Reaction to the death of popular singer Oliver Dragojević has been unprecedented. After the sad news was announced on the morning of Sunday July 29, Dragojević's music could be heard on radio stations everywhere. Although a singer associated most with the seaside region of Dalmatia, where Dragojević was born, grew up and first established his career, the loss was felt not only across the whole of Croatia, but also in Serbia and Bosnia where he had many, many fans.
In Zagreb, following a successful Crossover Festival in park Ribnjak, the DJ chose on Sunday to end proceedings not with the jazz music which the festival had been celebrating for five days, but with the music of Dragojević. It was a tribute that has been mirrored around the country. In Zadar, on the same evening, a large group of public singers and tambura players gathered spontaneously in the centre of town to sing Dragojević songs.
On Monday July 30, just 24 hours after Dragojević's death, Croatian Prime Minister Andrej Plenković announced that, at a special meeting of the government, it had been decided to make Tuesday July 31 a National Day Of Condolence. No planned events will be cancelled, but the Croatian flag will fly at half-mast on all official buildings.
On the evening of the National Day Of Condolence, around 500 boats from the islands of Hvar and Vis will gather between Hvar and Pakleni, while a catamaran holding Dragojević's coffin will sail past towards Vela Luka on the island of Korčula, where Dragojević grew up.

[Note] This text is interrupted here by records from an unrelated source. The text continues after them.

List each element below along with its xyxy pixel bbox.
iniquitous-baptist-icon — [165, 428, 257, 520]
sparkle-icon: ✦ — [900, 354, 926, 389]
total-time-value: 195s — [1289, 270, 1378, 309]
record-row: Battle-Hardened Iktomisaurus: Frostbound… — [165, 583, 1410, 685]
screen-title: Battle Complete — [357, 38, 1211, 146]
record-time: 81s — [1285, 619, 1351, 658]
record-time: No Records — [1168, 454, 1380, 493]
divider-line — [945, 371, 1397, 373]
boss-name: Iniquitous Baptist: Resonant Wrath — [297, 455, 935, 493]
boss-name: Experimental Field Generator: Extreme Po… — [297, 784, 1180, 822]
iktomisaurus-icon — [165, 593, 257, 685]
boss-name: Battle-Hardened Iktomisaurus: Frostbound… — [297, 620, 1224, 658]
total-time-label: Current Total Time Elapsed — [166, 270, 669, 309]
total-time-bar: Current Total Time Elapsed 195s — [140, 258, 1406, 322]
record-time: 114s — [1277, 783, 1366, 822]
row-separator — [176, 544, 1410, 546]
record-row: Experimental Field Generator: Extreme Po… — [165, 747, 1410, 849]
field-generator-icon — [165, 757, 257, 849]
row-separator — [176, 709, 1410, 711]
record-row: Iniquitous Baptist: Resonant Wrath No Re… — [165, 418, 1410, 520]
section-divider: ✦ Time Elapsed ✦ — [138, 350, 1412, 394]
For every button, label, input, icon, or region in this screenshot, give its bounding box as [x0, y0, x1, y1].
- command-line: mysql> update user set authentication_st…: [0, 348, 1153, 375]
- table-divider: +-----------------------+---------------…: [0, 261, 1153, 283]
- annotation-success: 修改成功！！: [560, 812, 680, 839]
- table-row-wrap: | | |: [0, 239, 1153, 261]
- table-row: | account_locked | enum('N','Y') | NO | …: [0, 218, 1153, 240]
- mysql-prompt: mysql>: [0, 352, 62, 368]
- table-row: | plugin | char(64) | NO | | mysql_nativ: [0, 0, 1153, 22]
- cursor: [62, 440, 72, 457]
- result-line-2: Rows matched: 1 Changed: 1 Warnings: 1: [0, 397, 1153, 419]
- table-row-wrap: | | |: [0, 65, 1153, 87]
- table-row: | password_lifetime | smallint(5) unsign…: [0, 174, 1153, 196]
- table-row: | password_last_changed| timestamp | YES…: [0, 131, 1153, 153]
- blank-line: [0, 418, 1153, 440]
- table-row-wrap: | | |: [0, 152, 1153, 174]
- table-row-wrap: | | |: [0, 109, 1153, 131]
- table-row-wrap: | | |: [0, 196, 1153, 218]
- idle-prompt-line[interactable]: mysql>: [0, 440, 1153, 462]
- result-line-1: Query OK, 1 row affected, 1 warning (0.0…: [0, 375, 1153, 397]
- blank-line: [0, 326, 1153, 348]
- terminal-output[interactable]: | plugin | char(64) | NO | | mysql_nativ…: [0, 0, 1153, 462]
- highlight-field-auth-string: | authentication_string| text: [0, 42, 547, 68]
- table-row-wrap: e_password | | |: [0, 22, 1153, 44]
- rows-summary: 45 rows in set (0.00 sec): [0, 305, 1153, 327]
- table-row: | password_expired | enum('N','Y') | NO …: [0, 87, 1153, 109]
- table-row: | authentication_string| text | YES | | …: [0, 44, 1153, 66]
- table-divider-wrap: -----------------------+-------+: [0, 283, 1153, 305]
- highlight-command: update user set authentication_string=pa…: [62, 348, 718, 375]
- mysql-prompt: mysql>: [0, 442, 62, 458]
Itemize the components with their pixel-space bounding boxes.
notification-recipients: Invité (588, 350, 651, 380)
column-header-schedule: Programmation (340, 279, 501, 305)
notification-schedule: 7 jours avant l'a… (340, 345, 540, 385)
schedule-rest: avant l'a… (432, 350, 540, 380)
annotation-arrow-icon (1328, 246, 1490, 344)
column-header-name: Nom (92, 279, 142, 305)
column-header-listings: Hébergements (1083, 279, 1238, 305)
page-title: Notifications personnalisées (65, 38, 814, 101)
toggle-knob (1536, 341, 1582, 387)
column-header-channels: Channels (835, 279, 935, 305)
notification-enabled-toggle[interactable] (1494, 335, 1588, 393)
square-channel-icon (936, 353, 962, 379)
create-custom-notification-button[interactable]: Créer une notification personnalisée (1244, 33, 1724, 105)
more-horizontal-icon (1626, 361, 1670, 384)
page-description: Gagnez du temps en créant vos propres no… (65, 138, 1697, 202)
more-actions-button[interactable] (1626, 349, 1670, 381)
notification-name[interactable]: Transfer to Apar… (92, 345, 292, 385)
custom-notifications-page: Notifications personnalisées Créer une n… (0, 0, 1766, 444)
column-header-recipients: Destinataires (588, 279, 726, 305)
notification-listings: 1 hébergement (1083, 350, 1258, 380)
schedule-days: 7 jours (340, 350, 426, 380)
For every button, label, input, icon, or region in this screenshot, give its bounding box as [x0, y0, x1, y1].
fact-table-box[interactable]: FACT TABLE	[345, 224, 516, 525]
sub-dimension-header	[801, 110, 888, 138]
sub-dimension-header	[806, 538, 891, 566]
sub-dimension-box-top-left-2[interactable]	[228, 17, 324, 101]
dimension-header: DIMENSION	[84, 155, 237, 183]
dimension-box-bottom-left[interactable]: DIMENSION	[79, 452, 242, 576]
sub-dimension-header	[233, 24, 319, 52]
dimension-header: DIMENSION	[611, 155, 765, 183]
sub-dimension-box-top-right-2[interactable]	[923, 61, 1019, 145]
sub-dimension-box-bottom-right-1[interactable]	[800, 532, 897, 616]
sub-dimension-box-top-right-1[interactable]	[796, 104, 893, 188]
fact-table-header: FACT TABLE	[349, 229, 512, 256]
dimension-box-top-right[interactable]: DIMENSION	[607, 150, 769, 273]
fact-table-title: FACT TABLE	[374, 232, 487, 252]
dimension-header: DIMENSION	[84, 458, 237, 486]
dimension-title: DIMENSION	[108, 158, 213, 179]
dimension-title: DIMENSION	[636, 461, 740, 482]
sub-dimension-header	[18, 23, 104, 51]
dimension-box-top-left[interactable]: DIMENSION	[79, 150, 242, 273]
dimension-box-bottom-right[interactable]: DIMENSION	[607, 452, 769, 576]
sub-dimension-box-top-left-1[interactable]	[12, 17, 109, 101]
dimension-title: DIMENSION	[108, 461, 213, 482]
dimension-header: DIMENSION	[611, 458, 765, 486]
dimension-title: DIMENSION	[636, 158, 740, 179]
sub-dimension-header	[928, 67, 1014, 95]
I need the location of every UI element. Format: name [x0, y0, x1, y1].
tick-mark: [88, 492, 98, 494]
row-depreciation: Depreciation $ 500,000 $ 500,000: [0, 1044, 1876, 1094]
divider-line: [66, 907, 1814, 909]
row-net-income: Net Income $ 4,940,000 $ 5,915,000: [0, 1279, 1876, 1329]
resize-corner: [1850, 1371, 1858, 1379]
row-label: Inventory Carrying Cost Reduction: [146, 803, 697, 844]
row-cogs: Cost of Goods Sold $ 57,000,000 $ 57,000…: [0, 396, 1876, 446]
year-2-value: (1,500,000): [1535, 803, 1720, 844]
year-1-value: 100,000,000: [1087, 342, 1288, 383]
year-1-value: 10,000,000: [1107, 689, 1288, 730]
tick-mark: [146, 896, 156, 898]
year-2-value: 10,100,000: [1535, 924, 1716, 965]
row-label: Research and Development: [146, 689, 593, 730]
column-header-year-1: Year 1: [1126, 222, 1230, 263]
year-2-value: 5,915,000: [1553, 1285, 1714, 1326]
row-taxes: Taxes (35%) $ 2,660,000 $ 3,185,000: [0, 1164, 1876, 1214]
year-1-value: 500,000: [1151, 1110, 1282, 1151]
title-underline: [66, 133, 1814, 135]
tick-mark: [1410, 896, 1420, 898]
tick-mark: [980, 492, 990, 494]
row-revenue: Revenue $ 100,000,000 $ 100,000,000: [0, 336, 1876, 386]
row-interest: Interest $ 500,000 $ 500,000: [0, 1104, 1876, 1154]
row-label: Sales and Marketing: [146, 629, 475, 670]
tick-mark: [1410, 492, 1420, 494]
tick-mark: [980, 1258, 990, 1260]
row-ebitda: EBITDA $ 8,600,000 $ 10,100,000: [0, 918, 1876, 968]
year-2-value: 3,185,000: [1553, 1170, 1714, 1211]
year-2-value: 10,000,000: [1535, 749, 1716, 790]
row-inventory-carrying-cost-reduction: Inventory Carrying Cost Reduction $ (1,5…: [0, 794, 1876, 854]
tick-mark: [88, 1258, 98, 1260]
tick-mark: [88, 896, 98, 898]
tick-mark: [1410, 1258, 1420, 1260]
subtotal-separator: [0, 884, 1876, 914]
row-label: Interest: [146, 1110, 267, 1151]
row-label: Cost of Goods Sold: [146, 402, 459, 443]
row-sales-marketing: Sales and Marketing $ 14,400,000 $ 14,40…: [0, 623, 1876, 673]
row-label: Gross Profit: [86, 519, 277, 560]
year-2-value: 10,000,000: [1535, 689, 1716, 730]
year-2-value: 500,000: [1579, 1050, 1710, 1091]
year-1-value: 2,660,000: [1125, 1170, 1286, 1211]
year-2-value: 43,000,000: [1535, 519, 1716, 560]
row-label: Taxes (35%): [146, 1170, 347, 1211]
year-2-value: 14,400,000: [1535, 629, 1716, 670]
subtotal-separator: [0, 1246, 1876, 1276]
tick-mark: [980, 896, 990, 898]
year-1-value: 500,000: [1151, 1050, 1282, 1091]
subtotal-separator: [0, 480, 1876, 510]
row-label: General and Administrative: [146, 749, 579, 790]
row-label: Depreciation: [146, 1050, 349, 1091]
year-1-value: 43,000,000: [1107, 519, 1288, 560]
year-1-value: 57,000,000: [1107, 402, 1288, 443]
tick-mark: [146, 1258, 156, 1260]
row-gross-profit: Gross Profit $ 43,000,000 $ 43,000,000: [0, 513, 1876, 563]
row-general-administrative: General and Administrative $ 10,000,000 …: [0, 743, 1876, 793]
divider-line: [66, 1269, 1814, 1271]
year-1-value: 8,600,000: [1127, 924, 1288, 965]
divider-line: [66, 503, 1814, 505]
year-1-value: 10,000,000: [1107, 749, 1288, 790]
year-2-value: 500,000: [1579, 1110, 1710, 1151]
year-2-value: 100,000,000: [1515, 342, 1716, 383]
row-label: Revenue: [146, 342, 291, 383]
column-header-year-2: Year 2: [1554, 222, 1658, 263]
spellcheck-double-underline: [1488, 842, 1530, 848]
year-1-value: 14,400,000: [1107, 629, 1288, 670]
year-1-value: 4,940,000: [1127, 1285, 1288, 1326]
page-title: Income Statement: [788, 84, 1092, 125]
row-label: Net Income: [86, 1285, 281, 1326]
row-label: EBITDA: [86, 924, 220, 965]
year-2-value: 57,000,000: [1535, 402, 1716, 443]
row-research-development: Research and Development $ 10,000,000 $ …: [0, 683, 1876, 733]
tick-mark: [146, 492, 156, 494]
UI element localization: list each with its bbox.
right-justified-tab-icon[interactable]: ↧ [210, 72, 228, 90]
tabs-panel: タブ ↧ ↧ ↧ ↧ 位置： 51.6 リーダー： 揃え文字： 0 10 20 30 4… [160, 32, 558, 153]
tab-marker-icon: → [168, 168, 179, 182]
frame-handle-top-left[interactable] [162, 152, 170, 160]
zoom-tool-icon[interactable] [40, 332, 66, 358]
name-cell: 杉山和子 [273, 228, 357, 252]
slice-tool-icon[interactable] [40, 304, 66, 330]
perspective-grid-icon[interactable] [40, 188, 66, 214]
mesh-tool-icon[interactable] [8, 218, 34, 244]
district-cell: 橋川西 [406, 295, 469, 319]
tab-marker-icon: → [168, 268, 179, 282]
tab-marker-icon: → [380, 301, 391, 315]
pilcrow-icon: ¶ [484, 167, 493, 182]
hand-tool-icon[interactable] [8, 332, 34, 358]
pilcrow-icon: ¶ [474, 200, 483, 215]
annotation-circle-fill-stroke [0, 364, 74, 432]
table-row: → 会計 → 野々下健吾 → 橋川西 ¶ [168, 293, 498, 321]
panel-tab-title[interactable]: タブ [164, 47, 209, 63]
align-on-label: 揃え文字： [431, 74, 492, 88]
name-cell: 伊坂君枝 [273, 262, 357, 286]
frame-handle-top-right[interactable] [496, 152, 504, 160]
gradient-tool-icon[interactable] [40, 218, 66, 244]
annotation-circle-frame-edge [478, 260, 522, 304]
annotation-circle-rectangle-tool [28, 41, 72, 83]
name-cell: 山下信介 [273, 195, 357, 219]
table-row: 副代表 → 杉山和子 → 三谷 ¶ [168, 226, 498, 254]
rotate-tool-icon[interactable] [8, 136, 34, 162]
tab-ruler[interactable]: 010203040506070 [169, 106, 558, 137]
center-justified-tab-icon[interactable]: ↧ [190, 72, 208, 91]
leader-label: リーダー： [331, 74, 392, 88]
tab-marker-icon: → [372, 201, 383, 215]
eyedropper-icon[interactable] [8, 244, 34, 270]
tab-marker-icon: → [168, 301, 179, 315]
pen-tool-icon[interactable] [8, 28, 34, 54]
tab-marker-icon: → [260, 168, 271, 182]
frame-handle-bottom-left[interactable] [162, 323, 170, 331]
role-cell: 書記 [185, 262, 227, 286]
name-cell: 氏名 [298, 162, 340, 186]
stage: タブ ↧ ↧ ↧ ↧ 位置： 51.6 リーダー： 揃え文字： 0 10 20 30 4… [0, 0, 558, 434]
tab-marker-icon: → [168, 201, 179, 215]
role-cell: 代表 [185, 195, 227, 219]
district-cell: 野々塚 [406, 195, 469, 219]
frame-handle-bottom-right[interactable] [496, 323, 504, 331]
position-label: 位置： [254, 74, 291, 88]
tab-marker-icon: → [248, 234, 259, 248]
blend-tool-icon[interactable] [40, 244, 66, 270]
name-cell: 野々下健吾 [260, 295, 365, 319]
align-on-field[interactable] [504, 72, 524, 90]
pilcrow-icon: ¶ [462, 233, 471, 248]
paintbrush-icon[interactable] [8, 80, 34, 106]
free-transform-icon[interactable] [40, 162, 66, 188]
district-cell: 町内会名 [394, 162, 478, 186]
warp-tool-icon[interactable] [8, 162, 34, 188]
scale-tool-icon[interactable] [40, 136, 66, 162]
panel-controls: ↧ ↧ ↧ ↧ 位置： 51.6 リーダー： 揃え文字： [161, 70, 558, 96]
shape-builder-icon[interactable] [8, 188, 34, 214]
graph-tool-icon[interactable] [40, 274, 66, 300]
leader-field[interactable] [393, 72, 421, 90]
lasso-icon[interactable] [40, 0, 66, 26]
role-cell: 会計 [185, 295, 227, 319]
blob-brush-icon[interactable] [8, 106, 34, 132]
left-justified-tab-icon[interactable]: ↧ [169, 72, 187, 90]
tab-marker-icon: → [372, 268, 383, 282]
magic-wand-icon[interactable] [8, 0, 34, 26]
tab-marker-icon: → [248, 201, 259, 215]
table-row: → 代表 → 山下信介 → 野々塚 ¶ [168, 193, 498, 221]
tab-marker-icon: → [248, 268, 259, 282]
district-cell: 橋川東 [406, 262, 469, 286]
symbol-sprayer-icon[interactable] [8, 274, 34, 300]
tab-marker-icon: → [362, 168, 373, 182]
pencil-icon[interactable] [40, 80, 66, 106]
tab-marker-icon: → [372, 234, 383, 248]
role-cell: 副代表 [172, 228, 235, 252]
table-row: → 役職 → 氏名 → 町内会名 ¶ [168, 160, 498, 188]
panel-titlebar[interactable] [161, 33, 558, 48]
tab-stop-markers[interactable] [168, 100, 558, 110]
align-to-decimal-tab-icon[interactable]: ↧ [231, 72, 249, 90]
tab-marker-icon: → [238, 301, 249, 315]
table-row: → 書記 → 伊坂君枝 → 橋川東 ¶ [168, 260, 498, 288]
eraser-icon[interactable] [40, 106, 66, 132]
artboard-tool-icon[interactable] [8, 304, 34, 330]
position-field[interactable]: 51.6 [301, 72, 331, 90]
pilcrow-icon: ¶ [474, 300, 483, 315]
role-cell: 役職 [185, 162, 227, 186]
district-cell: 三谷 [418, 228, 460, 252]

The catamaran carrying the coffin will depart from Split at 7.50pm, with large crowds also expected to wave goodbye to the singer who made a name for himself in the city. The catamaran is expected to reach Hvar at around 8.30pm, at which time the organised procession of boats and accompanying salute will take place. Following the salute, the boat will make its way to Korčula, Dragojević's final journey being serenaded by the seagulls he most famously sang about in life.